Earlier this week, we recognized National Ag Day, and like most farmers, I spent it the same way I spend every other day, working the land alongside my three sons and thinking about what we are building for the next generation.
I am a sixth-generation cattle and crop farmer from Fredericksburg, Indiana. My family has been farming this land since 1813, just a generation after our country was founded. That is something I carry with me every time I step out into the field, because farming is not just a business. It is a responsibility to preserve what came before us and to leave it stronger for those who come next.
That is why the direction we are seeing from the Trump administration right now matters so much.

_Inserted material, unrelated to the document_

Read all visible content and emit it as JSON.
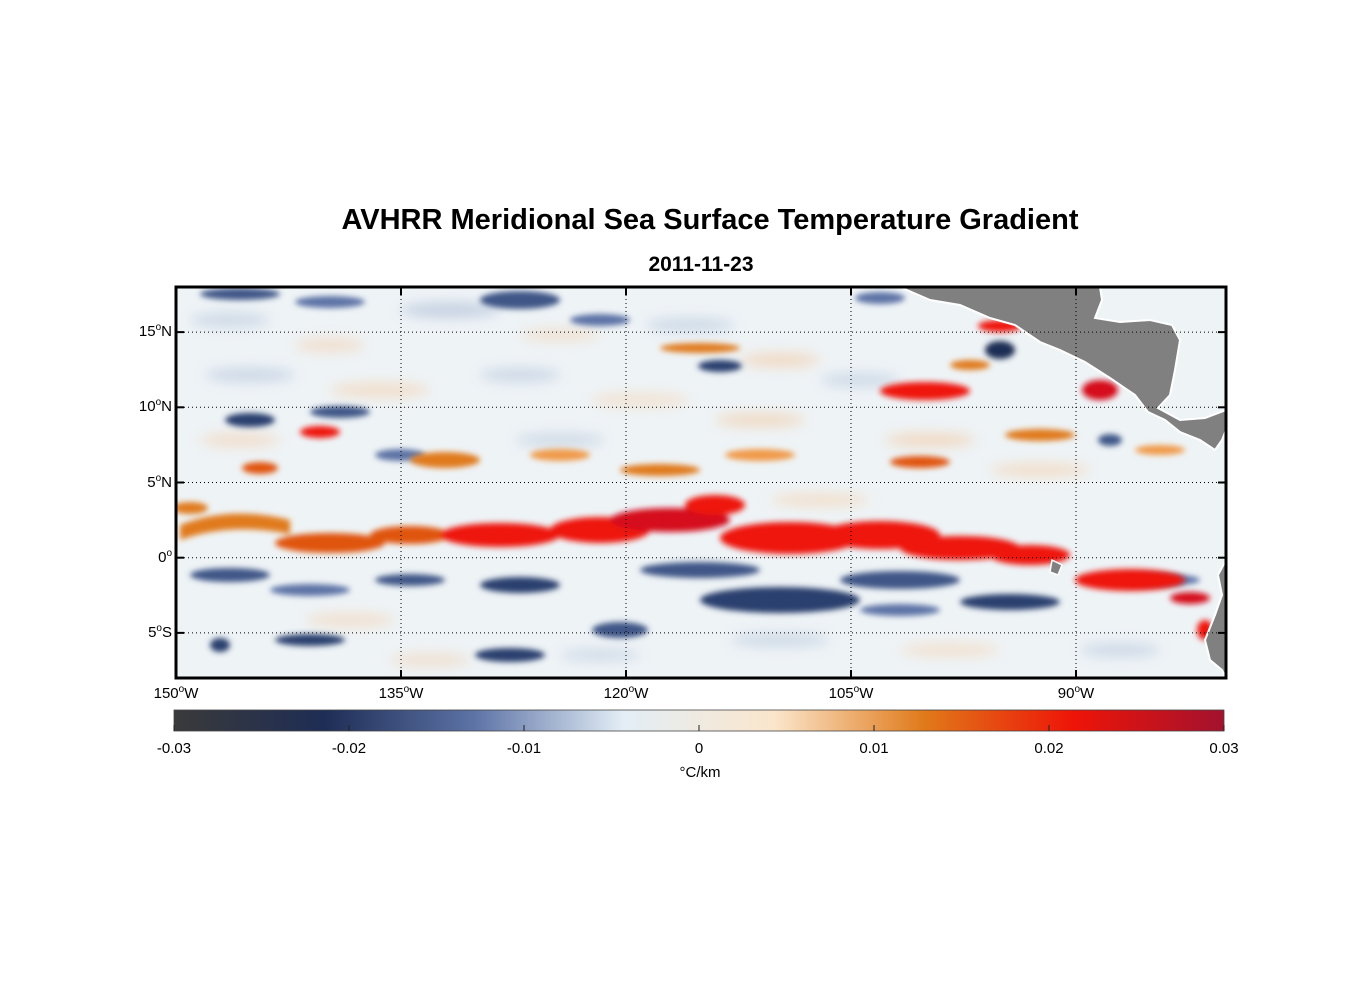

For years, farmers like me have watched as the “Product of the USA” label lost its meaning. Beef could be born and raised overseas, shipped here, processed, and still be sold to American families as if it came from farms like ours. That is not just frustrating, it is wrong. It puts American producers at a disadvantage and it takes advantage of consumers who are trying to do the right thing and support American agriculture.
President Donald Trump and Secretary Brooke Rollins are taking steps to restore integrity to that label, and that is long overdue. When something says it is a product of the United States, it should reflect American land, American labor, and American standards. That is not a complicated idea, but it is one that carries real weight for families like mine.

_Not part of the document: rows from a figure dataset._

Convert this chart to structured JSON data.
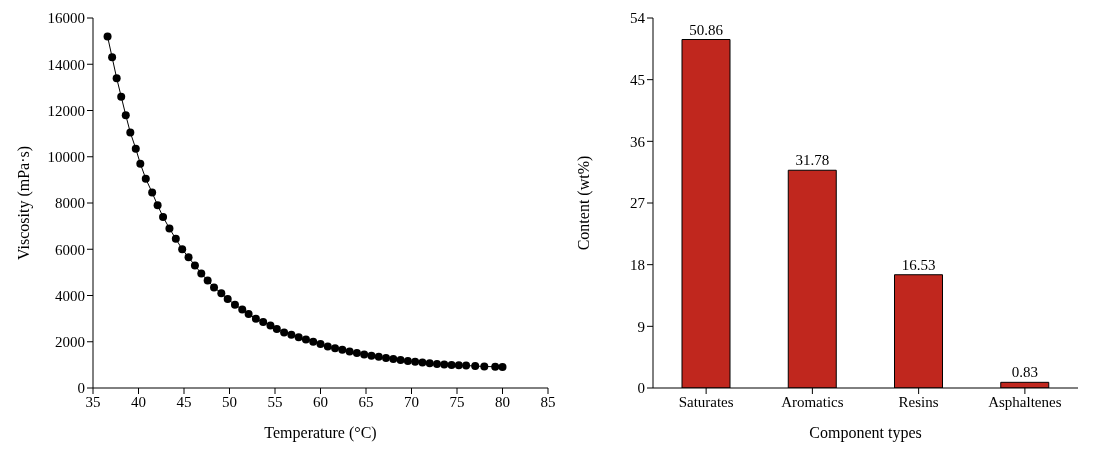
{
  "chart_data": [
    {
      "type": "line",
      "xlabel": "Temperature (°C)",
      "ylabel": "Viscosity (mPa·s)",
      "marker": "circle",
      "grid": false,
      "legend": false,
      "x": [
        36.6,
        37.1,
        37.6,
        38.1,
        38.6,
        39.1,
        39.7,
        40.2,
        40.8,
        41.5,
        42.1,
        42.7,
        43.4,
        44.1,
        44.8,
        45.5,
        46.2,
        46.9,
        47.6,
        48.3,
        49.1,
        49.8,
        50.6,
        51.4,
        52.1,
        52.9,
        53.7,
        54.5,
        55.2,
        56,
        56.8,
        57.6,
        58.4,
        59.2,
        60,
        60.8,
        61.6,
        62.4,
        63.2,
        64,
        64.8,
        65.6,
        66.4,
        67.2,
        68,
        68.8,
        69.6,
        70.4,
        71.2,
        72,
        72.8,
        73.6,
        74.4,
        75.2,
        76,
        77,
        78,
        79.2,
        80
      ],
      "series": [
        {
          "color": "#000000",
          "values": [
            15200,
            14300,
            13400,
            12600,
            11800,
            11050,
            10350,
            9700,
            9050,
            8450,
            7900,
            7400,
            6900,
            6450,
            6000,
            5650,
            5300,
            4950,
            4650,
            4350,
            4100,
            3850,
            3600,
            3400,
            3200,
            3000,
            2850,
            2700,
            2550,
            2400,
            2300,
            2200,
            2100,
            2000,
            1900,
            1800,
            1720,
            1650,
            1580,
            1510,
            1450,
            1400,
            1350,
            1300,
            1250,
            1210,
            1170,
            1130,
            1100,
            1070,
            1040,
            1020,
            1000,
            980,
            970,
            950,
            930,
            920,
            910
          ]
        }
      ],
      "xlim": [
        35,
        85
      ],
      "xticks": [
        35,
        40,
        45,
        50,
        55,
        60,
        65,
        70,
        75,
        80,
        85
      ],
      "ylim": [
        0,
        16000
      ],
      "yticks": [
        0,
        2000,
        4000,
        6000,
        8000,
        10000,
        12000,
        14000,
        16000
      ]
    },
    {
      "type": "bar",
      "xlabel": "Component types",
      "ylabel": "Content (wt%)",
      "grid": false,
      "legend": false,
      "data_labels": true,
      "categories": [
        "Saturates",
        "Aromatics",
        "Resins",
        "Asphaltenes"
      ],
      "series": [
        {
          "color": "#c0271e",
          "values": [
            50.86,
            31.78,
            16.53,
            0.83
          ]
        }
      ],
      "ylim": [
        0,
        54
      ],
      "yticks": [
        0,
        9,
        18,
        27,
        36,
        45,
        54
      ]
    }
  ]
}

Because what we produce here is held to a higher standard, and we take that seriously.
When I look at the cattle we raise or the crops we plant, I know exactly what went into it. I know the care, the time, and the cost. I also know that American farmers operate under stricter safety, environmental, and animal welfare standards than most countries in the world. We do it because it is the right way to farm, and because we stand behind what we produce.

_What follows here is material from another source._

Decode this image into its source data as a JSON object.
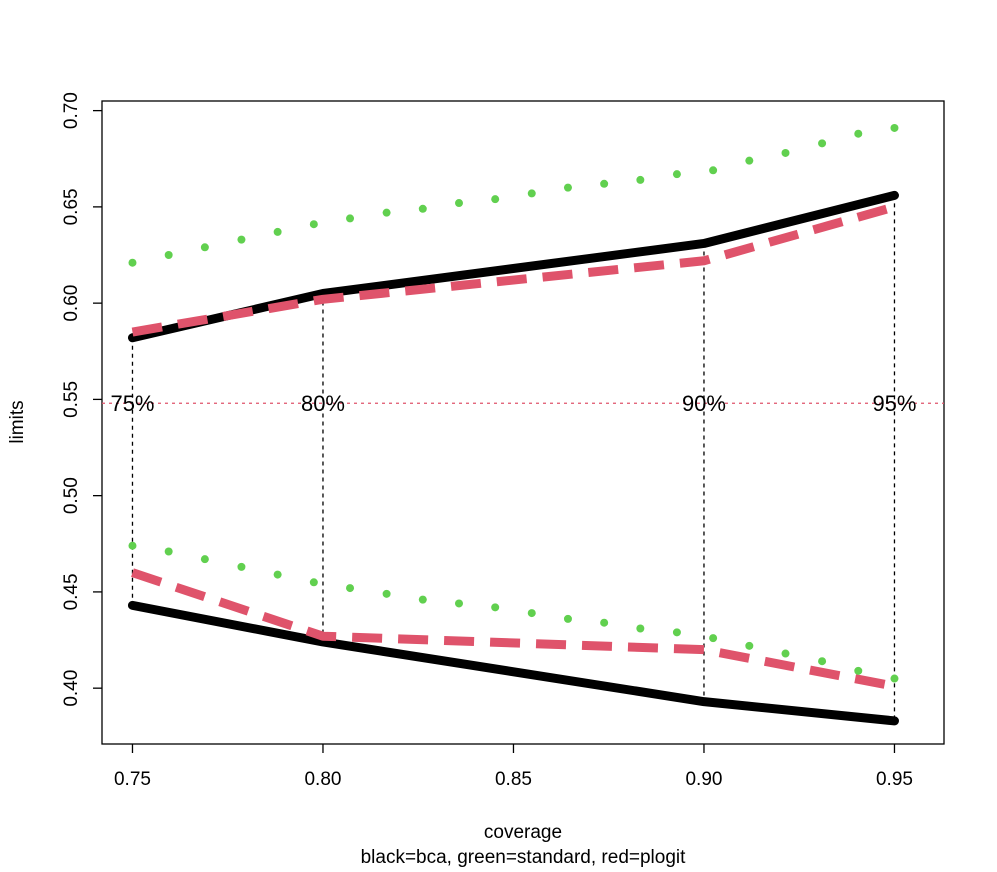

When imported products are allowed to compete under a label that suggests they meet those same standards, it undercuts that work and erodes trust with the very people we are trying to feed.
That is why this change matters. It gives consumers a fair choice, and it gives American farmers a fair shot.
The same principle applies when it comes to energy.
The administration’s decision to allow summer E15 sales is a meaningful step, especially at a time when fuel prices are putting pressure on both farmers and families. On our operation, fuel is not a small expense. It is part of nearly every decision we make, from planting to harvest, and when prices rise, it affects everything.
E15 offers a practical solution. It expands demand for American-grown corn, it provides a more affordable option at the pump, and it reduces reliance on foreign energy at a time when that dependence comes with real consequences.
Those benefits are not theoretical. They show up in our input costs, in our margins, and in our ability to plan ahead.
But what farmers need most is consistency. A seasonal waiver helps, and I am grateful to see it happen, but agriculture does not operate on short timelines. We make decisions months in advance, sometimes years, and we need policies that reflect that reality. Year-round E15 would provide that certainty and reinforce a commitment to American energy and American agriculture that does not change with the calendar.
That is where Congress needs to step up.
There is a clear shift happening right now, and it is one that farmers have been waiting for. The Trump Administration understands that agriculture is not just another sector of the economy. It is a cornerstone of our country’s strength. Food security and energy independence are not separate conversations. They are directly connected, and both begin with American farmers .
I think about that often when I am out there with my boys, knowing that one day this responsibility will be theirs. What we do today, the decisions that are made in Washington, and the policies that are put in place will determine what kind of future they have in agriculture.
Restoring the meaning of the Product of the USA label and expanding access to E15 are steps in the right direction. They reflect a commitment to American producers, to American consumers, and to the idea that if we are going to say America First, we ought to mean it.
Because for those of us who live this every day, that is not a slogan. It is a way of life.
Todd Armstrong is the owner of Armstrong Cattle & Crops in Fredericksburg, Indiana.